Sue’s bread and butter is managing the elderly in the Emergency Department.
It is not a sexy topic and there are few gizmos and gadgets, but it is very important. How big is the problem? Patients over 65 years represent about a quarter of the patients that attend Sue’s Emergency Department.
Moreover, 50% of these patients are admitted.
Attendance and admissions in the elderly age group are both going up. What are we doing about it?
Prehospital care has led the way with significant advances. For example, paramedics have been trained to assess and manage elderly falls. This found a reduction in ED attendance by 25% and decreased admissions by 6%.
Approaching the management of the elderly with a multidisciplinary team has proved to be effective in a ward setting. However, this needs to be replicated in the Emergency Department.

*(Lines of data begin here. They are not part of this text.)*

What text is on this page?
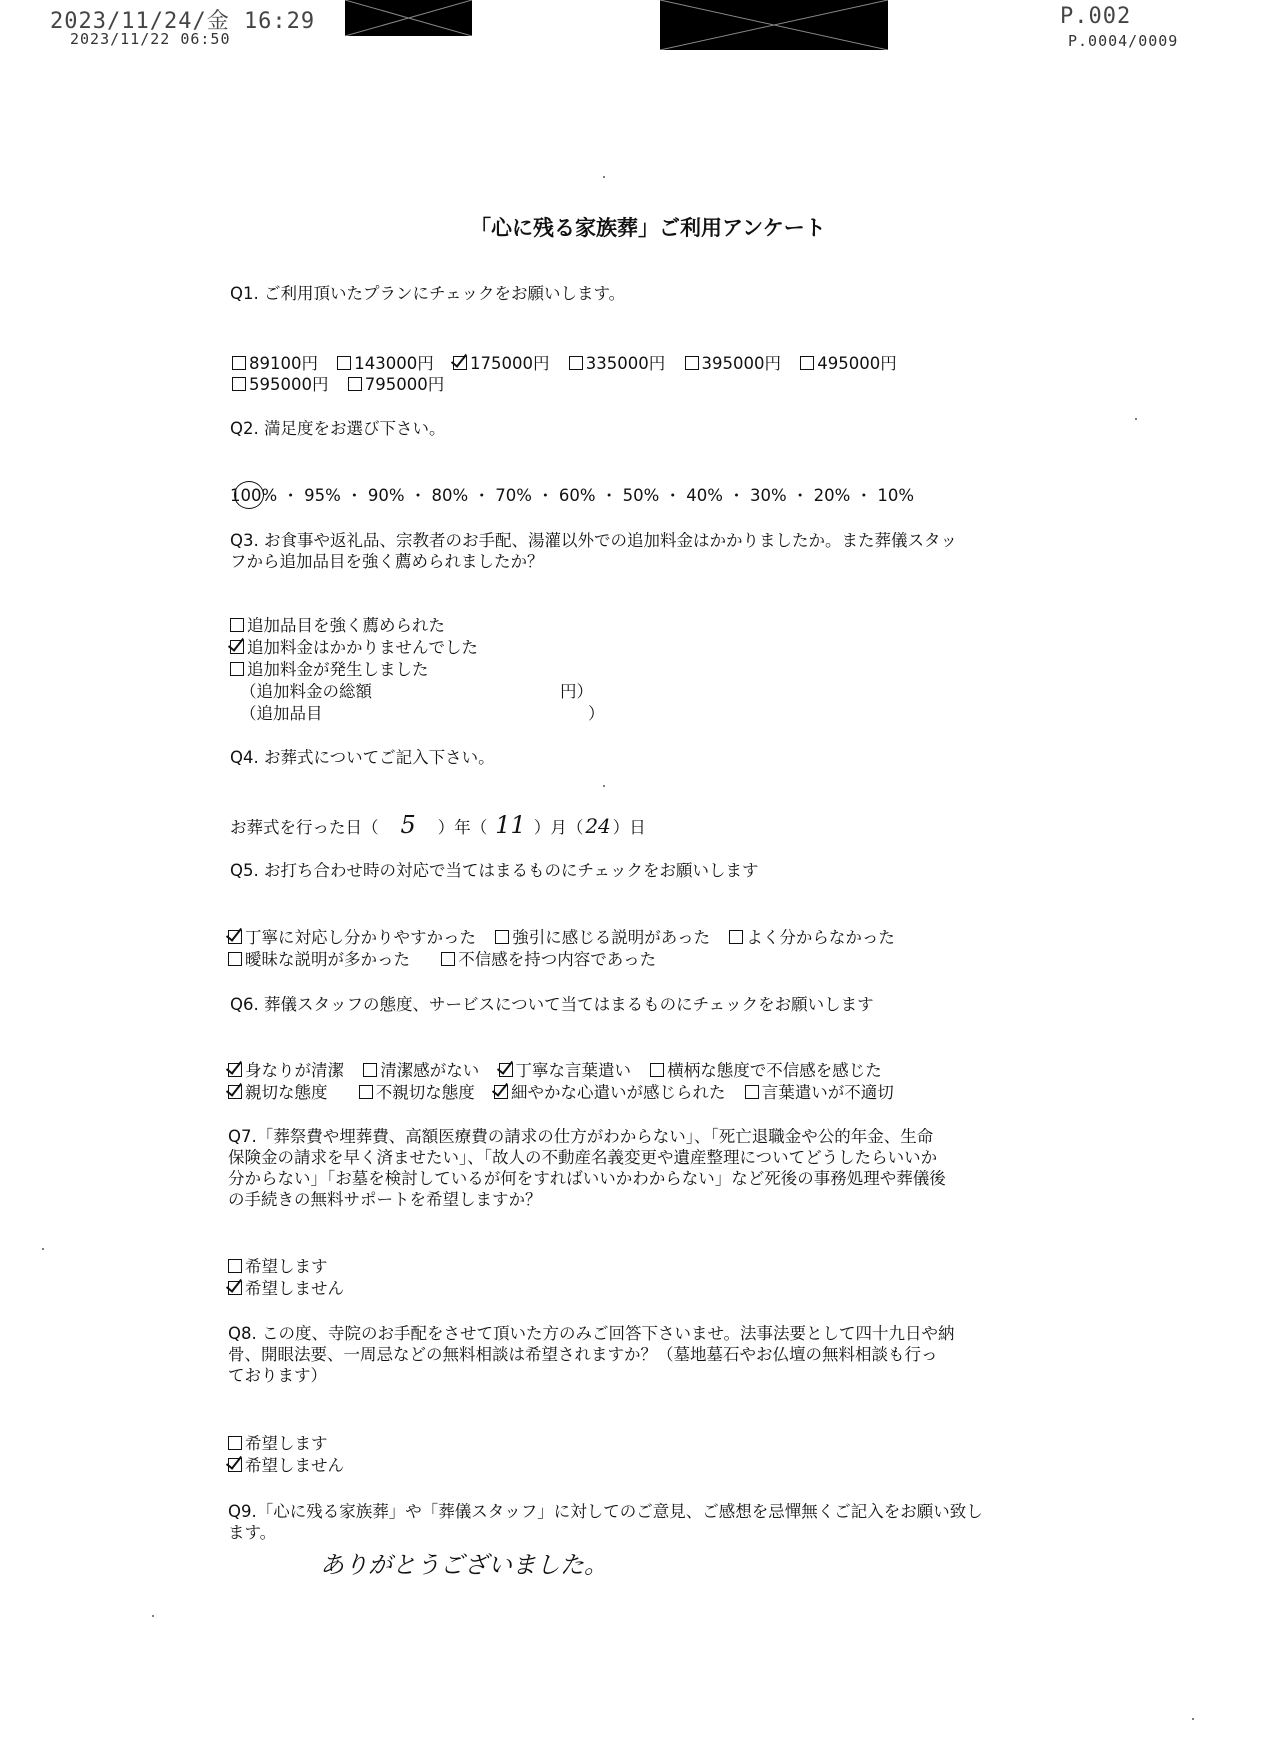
2023/11/24/金 16:29
2023/11/22 06:50
P.002
P.0004/0009
「心に残る家族葬」ご利用アンケート
Q1. ご利用頂いたプランにチェックをお願いします。
89100円 143000円 175000円 335000円 395000円 495000円
595000円 795000円
Q2. 満足度をお選び下さい。
100% ・ 95% ・ 90% ・ 80% ・ 70% ・ 60% ・ 50% ・ 40% ・ 30% ・ 20% ・ 10%
Q3. お食事や返礼品、宗教者のお手配、湯灌以外での追加料金はかかりましたか。また葬儀スタッ
フから追加品目を強く薦められましたか？
追加品目を強く薦められた
追加料金はかかりませんでした
追加料金が発生しました
（追加料金の総額	円）
（追加品目	）
Q4. お葬式についてご記入下さい。
お葬式を行った日（ 5 ）年（ 11 ）月（ 24 ）日
Q5. お打ち合わせ時の対応で当てはまるものにチェックをお願いします
丁寧に対応し分かりやすかった 強引に感じる説明があった よく分からなかった
曖昧な説明が多かった	不信感を持つ内容であった
Q6. 葬儀スタッフの態度、サービスについて当てはまるものにチェックをお願いします
身なりが清潔 清潔感がない 丁寧な言葉遣い 横柄な態度で不信感を感じた
親切な態度	不親切な態度 細やかな心遣いが感じられた 言葉遣いが不適切
Q7.「葬祭費や埋葬費、高額医療費の請求の仕方がわからない」、「死亡退職金や公的年金、生命
保険金の請求を早く済ませたい」、「故人の不動産名義変更や遺産整理についてどうしたらいいか
分からない」「お墓を検討しているが何をすればいいかわからない」など死後の事務処理や葬儀後
の手続きの無料サポートを希望しますか？
希望します
希望しません
Q8. この度、寺院のお手配をさせて頂いた方のみご回答下さいませ。法事法要として四十九日や納
骨、開眼法要、一周忌などの無料相談は希望されますか？（墓地墓石やお仏壇の無料相談も行っ
ております）
希望します
希望しません
Q9.「心に残る家族葬」や「葬儀スタッフ」に対してのご意見、ご感想を忌憚無くご記入をお願い致し
ます。
ありがとうございました。
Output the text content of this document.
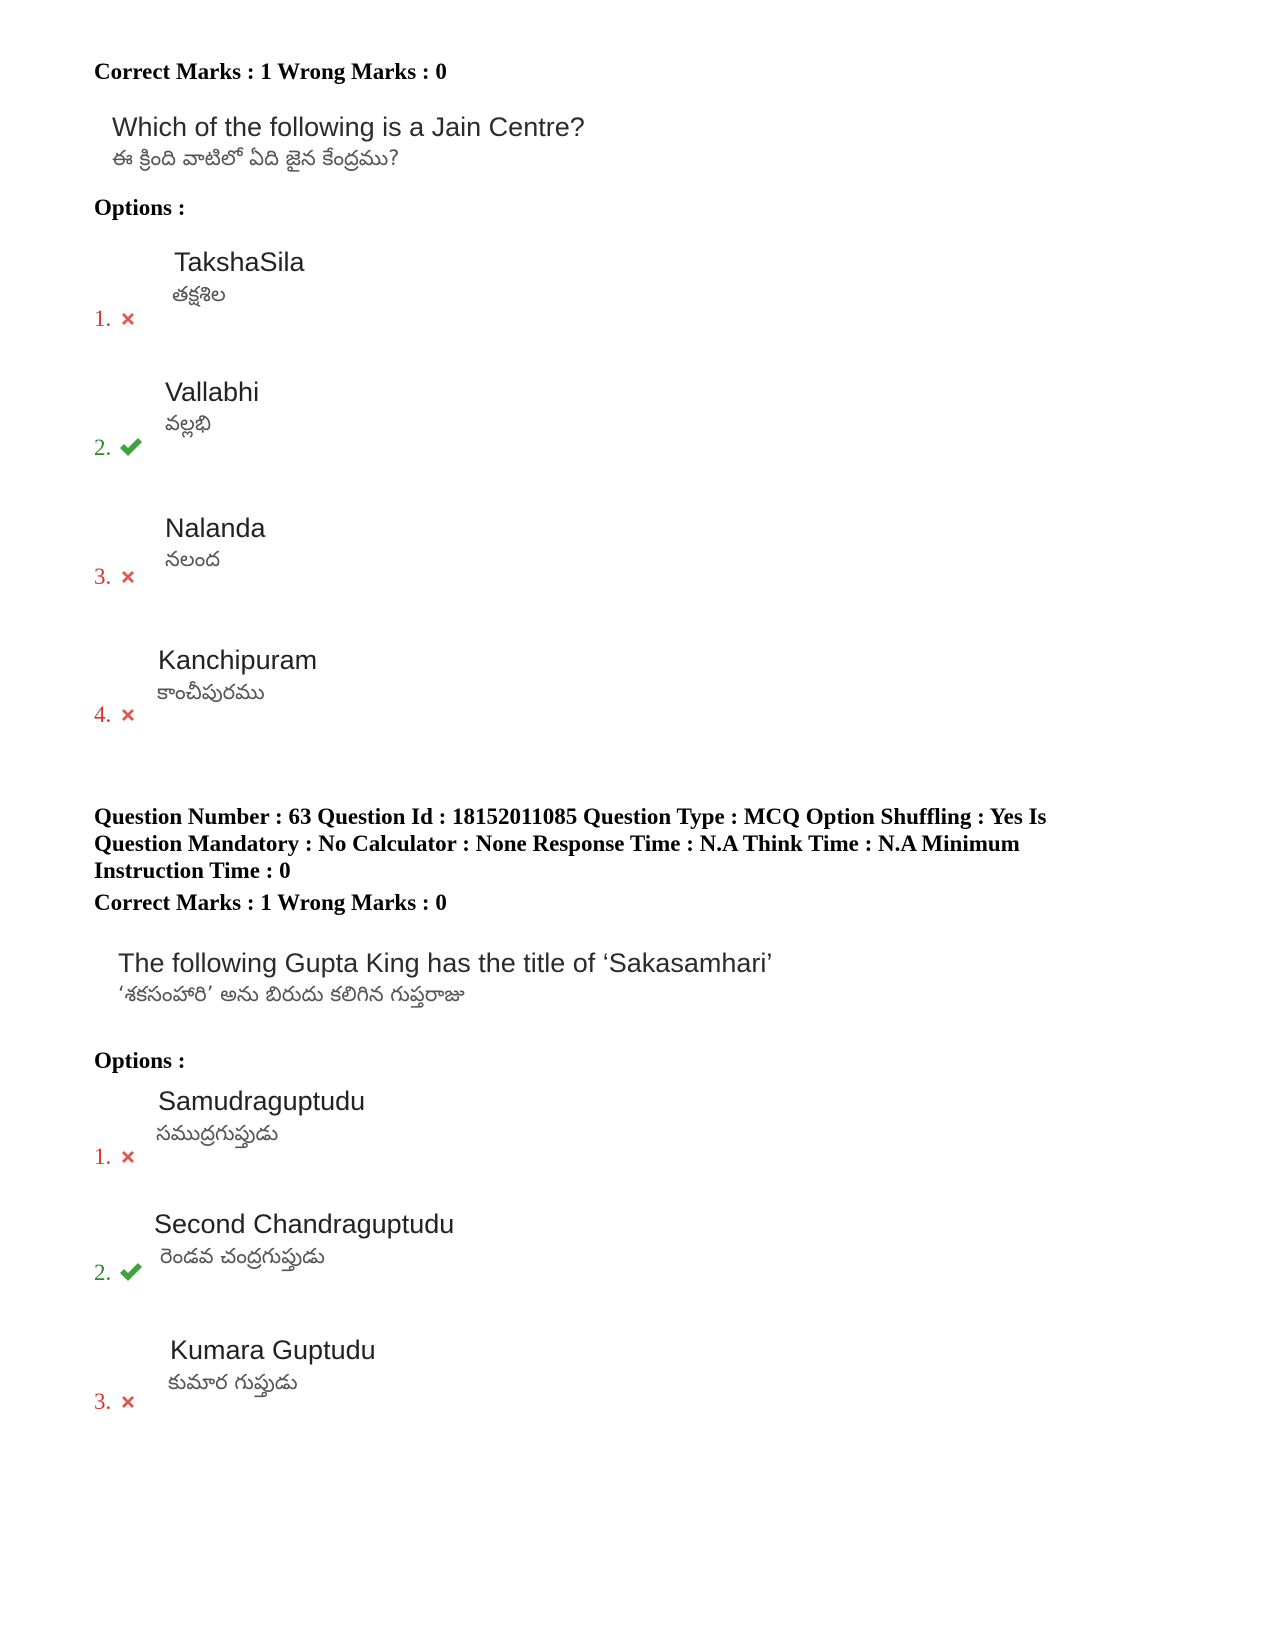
Correct Marks : 1 Wrong Marks : 0
Which of the following is a Jain Centre?
ఈ క్రింది వాటిలో ఏది జైన కేంద్రము?
Options :
TakshaSila
తక్షశిల
1.
Vallabhi
వల్లభి
2.
Nalanda
నలంద
3.
Kanchipuram
కాంచీపురము
4.
Question Number : 63 Question Id : 18152011085 Question Type : MCQ Option Shuffling : Yes Is
Question Mandatory : No Calculator : None Response Time : N.A Think Time : N.A Minimum
Instruction Time : 0
Correct Marks : 1 Wrong Marks : 0
The following Gupta King has the title of ‘Sakasamhari’
‘శకసంహారి’ అను బిరుదు కలిగిన గుప్తరాజు
Options :
Samudraguptudu
సముద్రగుప్తుడు
1.
Second Chandraguptudu
రెండవ చంద్రగుప్తుడు
2.
Kumara Guptudu
కుమార గుప్తుడు
3.
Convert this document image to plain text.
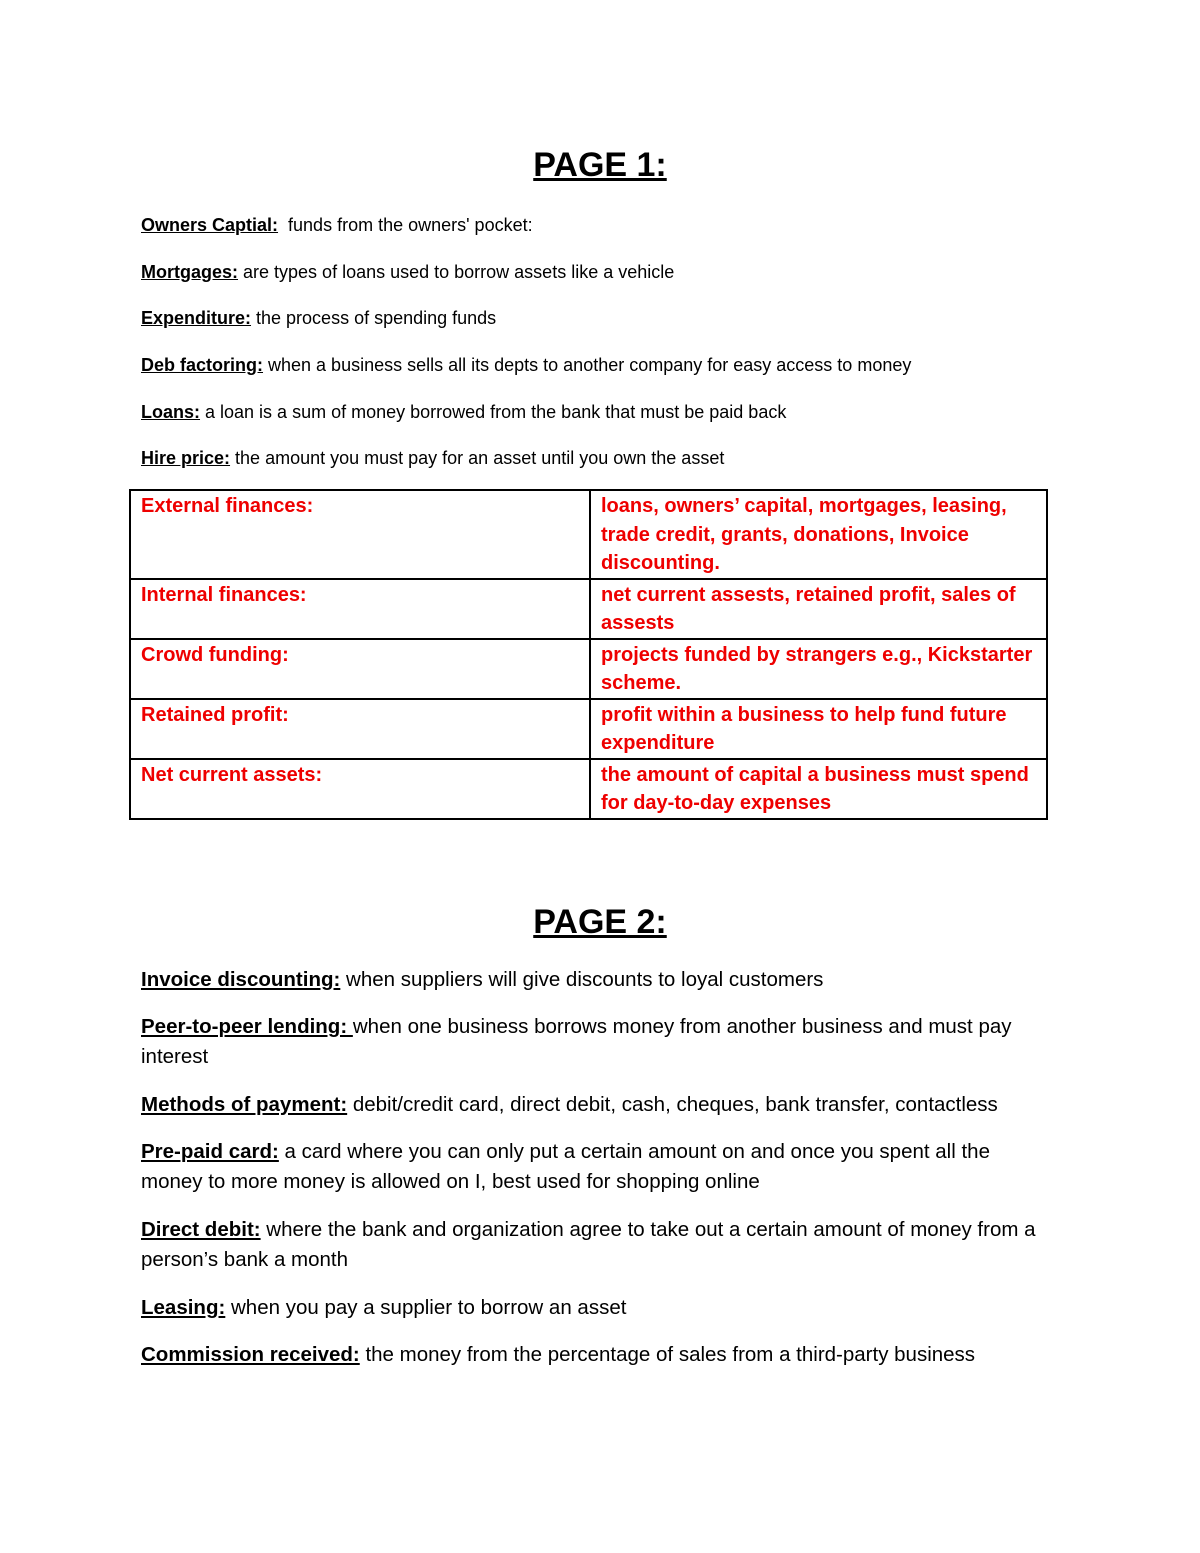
PAGE 1:

Owners Captial:  funds from the owners' pocket:

Mortgages: are types of loans used to borrow assets like a vehicle

Expenditure: the process of spending funds

Deb factoring: when a business sells all its depts to another company for easy access to money

Loans: a loan is a sum of money borrowed from the bank that must be paid back

Hire price: the amount you must pay for an asset until you own the asset

External finances:	loans, owners’ capital, mortgages, leasing, trade credit, grants, donations, Invoice discounting.
Internal finances:	net current assests, retained profit, sales of assests
Crowd funding:	projects funded by strangers e.g., Kickstarter scheme.
Retained profit:	profit within a business to help fund future expenditure
Net current assets:	the amount of capital a business must spend for day-to-day expenses
PAGE 2:

Invoice discounting: when suppliers will give discounts to loyal customers

Peer-to-peer lending: when one business borrows money from another business and must pay interest

Methods of payment: debit/credit card, direct debit, cash, cheques, bank transfer, contactless

Pre-paid card: a card where you can only put a certain amount on and once you spent all the money to more money is allowed on I, best used for shopping online

Direct debit: where the bank and organization agree to take out a certain amount of money from a person’s bank a month

Leasing: when you pay a supplier to borrow an asset

Commission received: the money from the percentage of sales from a third-party business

Within the ED there is potential for the inclusion of a pharmacist to improve admission rates. However, there has not been any other “in department” interventions involving a broader team.
How can we do it better? Should we be training emergency physicians in Geriatric Medicine? Should there be sub-specialists in Geriatric Emergency Medicine?
She also explores other strategies. Simple things such as not putting elderly patients on beds/trolleys unless clinically indicated and ensuring they have fluids on board.
Overriding all decisions should be the question – does this patient need this investigation, treatment, and admission.